10 listopada, w przeddzień święta niepodległości, na placu Piłsudskiego w Warszawie zostanie odsłonięty wielki, ponadsześciometrowej wysokości pomnik Lecha Kaczyńskiego autorstwa Stanisława Szwechowicza i Jana Raniszewskiego. Cała Polska zdumieniem i niedowierzaniem zareagowała na widok tego kiczowatego utworu rzeźbiarskiego, utrzymanego w stylu imperialno-monumentalnym, tak dobrze znanym i charakterystycznym dla wszelkiej maści satrapii i dyktatur. Nie trzeba być znawcą, by ocenić to dzieło – jest tak straszne, tak okropne budzące skojarzenia, że aż zakrawające na sabotaż. To nawet nie socrealizm w rzeźbie – to jakiś pseudorealizm żałosny.
Raczej karykatura niż pomnik
Pomnikowy Lech Kaczyński w ogóle nie jest podobny do siebie, a za to wcale udatnie zdaje się oddawać postać posła Marka Suskiego. Jego poza jako żywo przypomina pozy rozmaitych „ukochanych przywódców”, których nazwisk nie wspomnę, by nie szargać pamięci bądź co bądź prezydenta RP. Dość już je szarga sam pomnik – przedstawiający nieporadnego mężczyznę (mimo owej „przywódczej pozy”), w zapiętej na dwa guziki marynarce i fatalnie za długich spodniach. Wygląda to bardziej na karykaturę niż prawdziwy pomnik. Można się tylko domyślać, że inspiracją tego rzeźbiarskiego potworka była jakaś fotografia. Swoją drogą to okropne, że zły dobór spodni może stać się czymś, co po nas zostaje „na wieki”. Takie to figle płata głupota.

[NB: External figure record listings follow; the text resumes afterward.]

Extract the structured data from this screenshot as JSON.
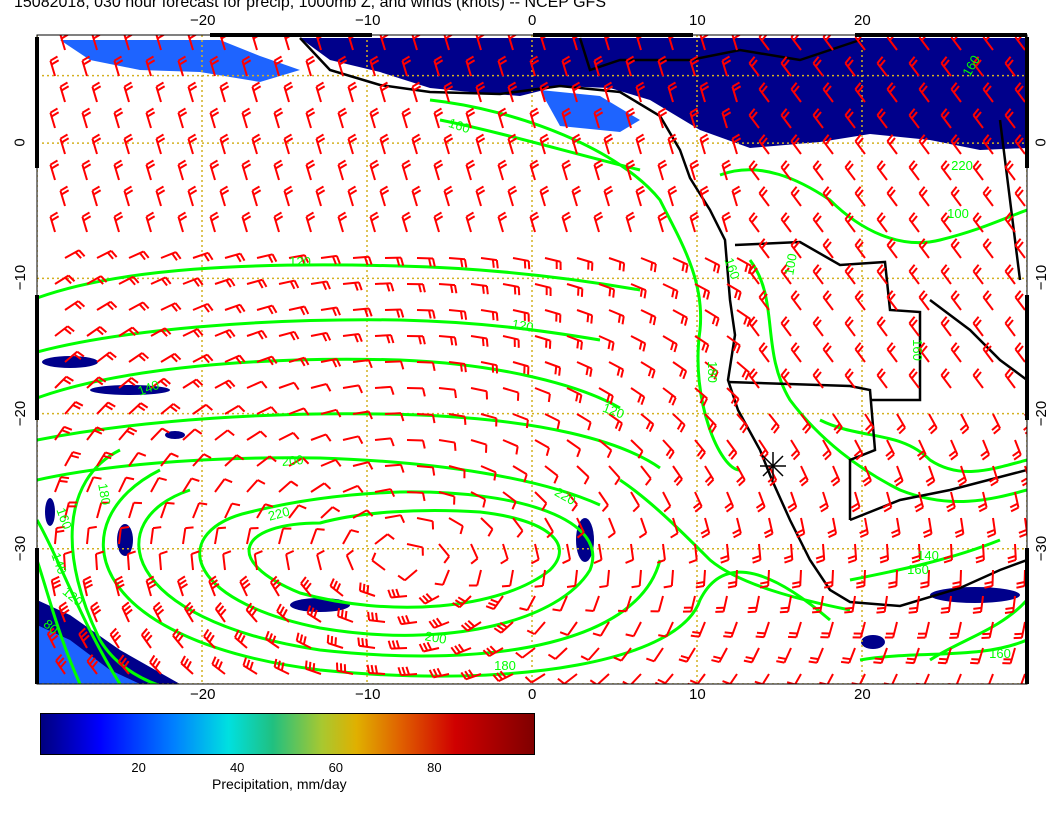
{
  "title": "15082018, 030 hour forecast for precip, 1000mb Z, and winds (knots) -- NCEP GFS",
  "map": {
    "lon_range": [
      -30,
      30
    ],
    "lat_range": [
      -40,
      8
    ],
    "lon_ticks": [
      {
        "lon": -20,
        "label": "−20"
      },
      {
        "lon": -10,
        "label": "−10"
      },
      {
        "lon": 0,
        "label": "0"
      },
      {
        "lon": 10,
        "label": "10"
      },
      {
        "lon": 20,
        "label": "20"
      }
    ],
    "lat_ticks": [
      {
        "lat": 0,
        "label": "0"
      },
      {
        "lat": -10,
        "label": "−10"
      },
      {
        "lat": -20,
        "label": "−20"
      },
      {
        "lat": -30,
        "label": "−30"
      }
    ],
    "contour_labels": [
      "160",
      "160",
      "120",
      "120",
      "140",
      "120",
      "200",
      "220",
      "180",
      "220",
      "200",
      "180",
      "160",
      "140",
      "120",
      "80",
      "160",
      "100",
      "160",
      "180",
      "160",
      "220",
      "100",
      "140",
      "160"
    ],
    "colors": {
      "contour": "#00ff00",
      "wind_barb": "#ff0000",
      "coast": "#000000",
      "grid": "#d4b020",
      "precip_low": "#00008b",
      "precip_mid": "#1e64ff"
    }
  },
  "colorbar": {
    "label": "Precipitation, mm/day",
    "ticks": [
      "20",
      "40",
      "60",
      "80"
    ],
    "range": [
      0,
      100
    ]
  }
}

Czytaj także: Władza robi zadymę na stulecie
Mit Lecha Kaczyńskiego
Lech Kaczyński był nieudolnym i bardzo mało popularnym prezydentem, w dodatku całkowicie subordynowanym względem swojej partii i swojego brata. Nie ma żadnych szczególnych zasług, bo też specjalnie nie miał już okazji ich mieć. Najważniejsze sprawy – przyjęcie do NATO i UE – zdarzyły się wszak wcześniej i inni premierzy oraz prezydenci brali w nich udział. Bez wątpienia na żaden pomnik Lech Kaczyński nie zasługuje i bez wątpienia sam by go sobie nie życzył. Pośród licznych wad Lecha Kaczyńskiego nie było bowiem pychy. Pychą wykazuje się za to Jarosław Kaczyński i PiS, wykorzystujący katastrofę smoleńską do budowania mitu Lecha Kaczyńskiego jako wielkiego męża stanu, a wraz z tym – mitu PiS jako przewodniej siły narodu. Pycha, której niewinną ofiarą stał się Lech Kaczyński, sięga tak daleko, że ośmielono się nadać pomnikowi rozmiary znacznie przewyższające stojący nieopodal pomnik patrona placu Józefa Piłsudskiego. Sądzę, że fakt ten wzbudza zażenowanie nawet pośród wyznawców martyrologicznej mitologii smoleńskiej.
Pomnik pisowskiej pychy
Na tym jednak nie koniec. Pomnik postawiono wbrew władzom Warszawy, w następstwie wysoce wątpliwego prawnie przejęcia pl. Piłsudskiego przez wojewodę mazowieckiego. Obecnie jest to tzw. teren zamknięty (tak jak np. poligony wojskowe). Kto był na pl. Piłsudskiego, ten może sobie sam wyrobić zdanie na temat jego „zamkniętości”.
Z pomnikami jest tak jak z krzyżami. Łatwo postawić, trudno usunąć. Dlatego pomnik pisowskiej pychy i bezguścia zapewne straszyć będzie przez długie dekady. Straszyć, lecz i przypominać, że był niegdyś taki reżim... Okropna rzeźba Lecha Kaczyńskiego na wiele lat będzie memento przypominającym, do czego prowadzi połączenie politycznej megalomanii z nieporadnością. Powody do radości ma chyba tylko poseł Suski.